La tierra estaba seca.
No había ríos ni fuentes.
Y brotó de tus ojos
el agua, todo el agua.
Sucedió en Azpeitia donde, a las siete de la tarde, las nubes que se agarraban a la montaña de Izoarriz decidieron bajar hasta el valle del Urola, y allí, violentamente, abrieron sus ojos, y cayó el agua, todo el agua, sobre la placita centenaria, sobre los tejadillos, sobre los burladeros rojos, sobre los toros guapos de Ana Romero, sobre la tela de los capotes, sobre los trajes de luces. Hasta las monjitas de las Siervas de María cerraron las ventanas de la última planta del convento, desde donde habían visto la lidia del primer toro.
En Azpeitia, todo era agua y barro, y a pesar de ello, los tres matadores (Juan Bautista, Daniel Luque y Borja Jiménez) decidieron tirar para adelante y no suspender la corrida. Una magnífica corrida, por cierto, de Ana Romero: toros en tipo, que derrochaban nobleza, arrancándose al toque, y muriendo con la boca cerrada. Seis buenos toros que, en otras circunstancias (climatológicas) y rematados por arriba (las espadas también resbalaron como la lluvia) habrían permitido que la terna saliera a hombros.
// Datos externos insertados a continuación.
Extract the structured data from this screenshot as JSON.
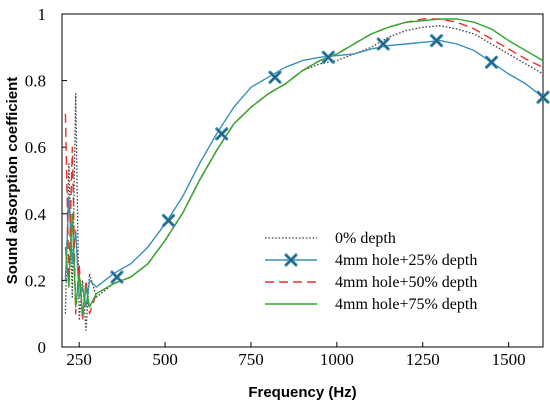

La mejor faena llevó la firma de Bautista al cuarto santacoloma, de nombre "Malva". Bautista y el diluvio, otra vez, la eterna pareja. La suavidad en los toques, el temple, la muleta empapada arrastrada sobre los charcos, la elegancia y el clasicismo. En Azpeitia, el sábado por la tarde, a la hora del diluvio, no sólo brotó todo el agua. También el toreo.